Jahrhunderte Gratwanderung zwischen Kirche und Islam

 

Foto: Prigipos Insel

Von Heinz Gstrein

Istanbul. Die jüngsten Drohungen von Präsident Recep Tayyip Erdogan gegen die kleine Schar – knapp 100 000 anstelle von über drei Millionen – der Christen, deren Vorfahren in der Türkei den Genozid in den letzten Jahre unter einem Sultan und der frühen Regierungszeit von Atatürk als verschwindende Minderheit überlebt hatten, richten darüber hinaus die Aufmerksamkeit auf jene türkischen „Geheimchristen“, die sich äußerlich zum Islam bekennen, im Verborgenen jedoch ihren Glauben und soweit es geht christliches Leben bewahren.
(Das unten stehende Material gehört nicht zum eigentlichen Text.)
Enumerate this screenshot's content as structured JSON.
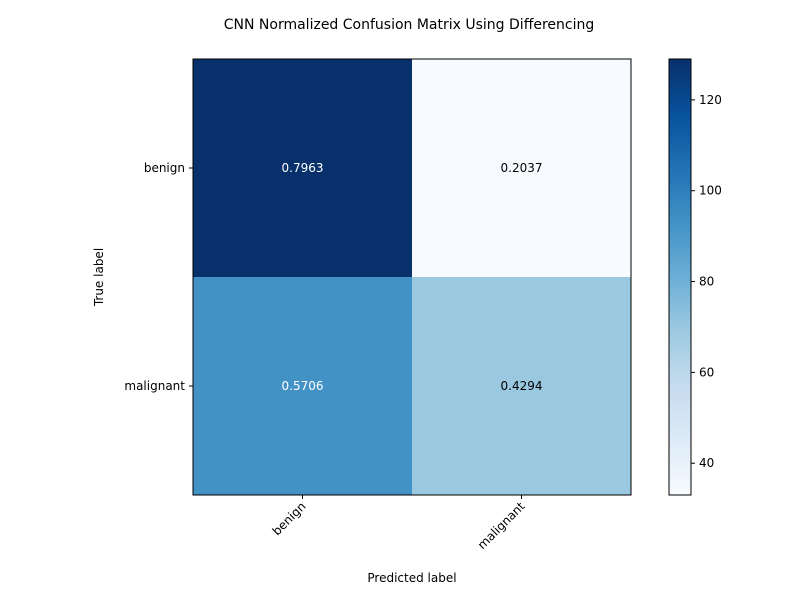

Auch in Deutschland bewusst wurde ihre Existenz in den 1970er und 1980er Jahren, als der spätere Osmanologe der Westmazedonischen Universität in Kozani, Konstantinos Fotiadis, in Tübingen Empirische Kulturwissenschaft studierte. Bei Feldforschungen in der Arbeiterschaft von Baden-Württemberg stieß er zunächst auf von den Inseln Imbros – der Heimat von Patriarch Bartholomaios I. – und Tenedos vertriebene Türkeigriechen, die in die „türkischen“ Gastarbeiterkontingente der Bundesrepublik geschlüpft waren. Vor allem entdeckte er jedoch zahlreiche Türkinnen und Türken aus der Schwarzmeerregion, die untereinander den „pontischen“ Dialekt  des Griechischen Sprachen, im örtlichen türkischen Kultur-, d.h. Moscheeverein organisiert waren, aber zu Hause christliche Bräuche pflegten. Ihr Entschluss nach Deutschland auszuwandern, war nicht nur von der Suche nach besseren Verdienstmöglichkeiten und Lebensbedingungen diktiert, sondern auch aus dem Verlangen nach mehr religiöser Freiheit zustande gekommen.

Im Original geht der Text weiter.